Saturday, August 25, 2018

Lumbee Tribe of NC featured in Washington Post

A couple of days ago, the Washington Post printed an article that detailed the struggles of the Lumbee Tribe of North Carolina, the largest tribe east of the Mississippi River and based in Robeson County, North Carolina, to obtain recognition from the federal government and the efforts of one tribal member to change that.

The article, which details the history of the Lumbee struggle, is very thorough and does a great job of outlining many of the struggles that the tribe has faced in gaining recognition. The article also does a great job of touching on the unique situation that the tribe faced in Jim Crow era North Carolina where they were neither white or black but rather an "other," a status that was exploited as a means of racial division by local white politicians. I want to highlight a particular quote that I think does a great job of outlining the dilemma of Native people in 19th-early 20th century North Carolina:
In the Jim Crow South, white ancestry was acceptable for indigenous people, but black blood was not. When the United States was dividing up reservations and providing land “allotments” to Indians, a government commission told the Mississippi Choctaw that “where any person held a strain of Negro blood, the servile blood contaminated and polluted the Indian blood.” Many Native Americans internalized these racial politics and adopted them as a means of survival. After North Carolina established a separate school system for Indians in Robeson County in the late 1880s, some Lumbees fought to exclude a child whose mother was Indian and whose father was black. 
In their segregated corner of North Carolina, Lumbees enjoyed more power and privileges than their black neighbors, but this was not the case for Native Americans in every state. In Virginia in the 1920s, Indians were required to classify themselves as “colored,” whereas Oklahoma considered Indians to be white — prompting Creek Indians to reject tribal members with black ancestry.
I have previously covered Virginia's Racial Integrity Act of 1924 (referenced in this quote) and its implications for Native people.

In North Carolina, the Lumbee were in a particularly precarious position. After seeing them join with local African Americans to fight the Confederate Home Guard during (and even after) the Civil War, local whites needed to find a way to drive a wedge between the Native and African American communities in order to maintain their own place in the power structure. Historically, whites in Robeson County are a distinct minority, comprising under a third of the population. They were keenly aware of this fact and the fact that they would be relatively defenseless in another violent uprising. By working to divide the minority populations in the county, they lessened the likelihood of another fight and cemented themselves into power.

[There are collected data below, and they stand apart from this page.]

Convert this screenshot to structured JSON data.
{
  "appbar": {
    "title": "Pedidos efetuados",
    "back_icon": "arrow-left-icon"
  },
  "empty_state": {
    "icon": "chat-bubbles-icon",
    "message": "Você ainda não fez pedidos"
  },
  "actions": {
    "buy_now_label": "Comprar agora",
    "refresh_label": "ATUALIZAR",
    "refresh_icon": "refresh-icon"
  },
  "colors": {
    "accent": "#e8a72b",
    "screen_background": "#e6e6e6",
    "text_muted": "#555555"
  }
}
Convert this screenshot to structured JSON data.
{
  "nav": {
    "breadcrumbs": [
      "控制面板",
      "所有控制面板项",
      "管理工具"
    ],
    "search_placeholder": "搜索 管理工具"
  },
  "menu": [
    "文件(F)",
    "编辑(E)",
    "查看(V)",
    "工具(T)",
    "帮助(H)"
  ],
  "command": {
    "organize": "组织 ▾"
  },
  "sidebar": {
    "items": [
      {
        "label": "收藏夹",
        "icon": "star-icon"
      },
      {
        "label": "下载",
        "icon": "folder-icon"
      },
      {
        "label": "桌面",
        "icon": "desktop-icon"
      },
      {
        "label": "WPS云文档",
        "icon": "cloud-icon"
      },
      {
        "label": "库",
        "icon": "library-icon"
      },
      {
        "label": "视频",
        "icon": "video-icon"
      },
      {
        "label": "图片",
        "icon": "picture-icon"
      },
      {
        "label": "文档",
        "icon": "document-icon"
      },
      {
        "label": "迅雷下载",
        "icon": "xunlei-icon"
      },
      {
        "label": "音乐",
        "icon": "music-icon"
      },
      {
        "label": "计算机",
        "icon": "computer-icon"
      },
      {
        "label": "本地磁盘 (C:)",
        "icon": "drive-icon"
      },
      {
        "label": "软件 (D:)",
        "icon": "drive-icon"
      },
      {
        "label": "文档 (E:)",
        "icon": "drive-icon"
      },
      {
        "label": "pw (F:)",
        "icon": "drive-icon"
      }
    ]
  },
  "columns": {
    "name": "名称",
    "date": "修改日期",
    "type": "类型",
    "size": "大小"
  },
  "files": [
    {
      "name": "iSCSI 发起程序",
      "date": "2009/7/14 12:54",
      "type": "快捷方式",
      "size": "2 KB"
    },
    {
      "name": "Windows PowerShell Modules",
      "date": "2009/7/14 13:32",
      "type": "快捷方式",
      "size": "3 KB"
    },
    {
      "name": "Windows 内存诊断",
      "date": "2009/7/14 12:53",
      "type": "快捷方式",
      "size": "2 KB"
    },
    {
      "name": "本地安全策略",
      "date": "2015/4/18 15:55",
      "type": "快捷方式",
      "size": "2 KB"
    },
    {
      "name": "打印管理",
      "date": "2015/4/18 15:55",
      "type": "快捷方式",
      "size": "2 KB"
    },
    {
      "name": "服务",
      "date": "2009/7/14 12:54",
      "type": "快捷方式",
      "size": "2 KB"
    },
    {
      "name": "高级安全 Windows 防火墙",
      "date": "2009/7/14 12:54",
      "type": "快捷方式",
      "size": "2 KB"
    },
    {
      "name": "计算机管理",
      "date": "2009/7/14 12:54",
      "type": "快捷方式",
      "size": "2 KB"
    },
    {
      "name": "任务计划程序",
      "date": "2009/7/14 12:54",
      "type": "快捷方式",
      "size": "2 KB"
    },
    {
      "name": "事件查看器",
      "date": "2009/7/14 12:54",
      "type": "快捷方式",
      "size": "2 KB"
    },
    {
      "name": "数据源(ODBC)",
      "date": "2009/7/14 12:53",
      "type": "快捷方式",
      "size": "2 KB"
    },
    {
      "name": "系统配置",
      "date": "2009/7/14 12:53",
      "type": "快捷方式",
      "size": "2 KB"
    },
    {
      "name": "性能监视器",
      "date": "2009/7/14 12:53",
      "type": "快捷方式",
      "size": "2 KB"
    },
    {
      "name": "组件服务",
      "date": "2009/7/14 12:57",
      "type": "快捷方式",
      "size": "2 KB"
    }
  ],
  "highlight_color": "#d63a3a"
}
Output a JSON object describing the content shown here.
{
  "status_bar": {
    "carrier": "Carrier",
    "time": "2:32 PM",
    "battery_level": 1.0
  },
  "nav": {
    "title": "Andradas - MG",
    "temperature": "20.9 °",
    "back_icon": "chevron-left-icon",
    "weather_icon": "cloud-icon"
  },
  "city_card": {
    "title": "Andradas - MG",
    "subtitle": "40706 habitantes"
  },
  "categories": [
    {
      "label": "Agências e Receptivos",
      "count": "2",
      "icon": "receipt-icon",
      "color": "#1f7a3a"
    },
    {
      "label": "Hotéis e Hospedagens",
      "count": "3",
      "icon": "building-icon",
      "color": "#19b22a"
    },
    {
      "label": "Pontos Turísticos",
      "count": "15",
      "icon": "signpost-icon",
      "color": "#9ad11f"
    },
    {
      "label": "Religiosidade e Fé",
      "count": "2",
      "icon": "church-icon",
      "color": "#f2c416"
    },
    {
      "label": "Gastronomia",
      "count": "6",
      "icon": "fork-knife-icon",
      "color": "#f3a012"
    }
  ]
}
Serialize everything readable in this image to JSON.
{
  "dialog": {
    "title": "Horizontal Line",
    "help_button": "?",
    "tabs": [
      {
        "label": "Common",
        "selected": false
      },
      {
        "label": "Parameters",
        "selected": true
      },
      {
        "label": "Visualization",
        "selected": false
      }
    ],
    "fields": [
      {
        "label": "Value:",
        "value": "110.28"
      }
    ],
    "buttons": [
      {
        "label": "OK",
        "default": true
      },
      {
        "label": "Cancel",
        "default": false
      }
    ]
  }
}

The phrase "means of survival" is important in this quote and to the strategy of local white politicians. Many tribes, particularly in the South, had to acquiesce to the racial views of white supremacists in order to ensure that their sovereignty and distinct identity were recognized by broader society. The ability of Southeastern tribes to run their own schools and educate their children was often subject to the whims of white politicians and as Virginia showed, recognition of Native identity could often be erased by an act of the state legislature.

Malinda Maynor Lowery's book "Lumbee Indians in the Jim Crow South" does a fantastic job of discussing this issue and how Lumbees fit into the racial framework of the time period.

This article also serves as another reason for working to solve the rural lawyer shortage.  We need lawyers who are willing to go into these communities and work with tribes to help them assert their rights and the inherent sovereignty that they possess.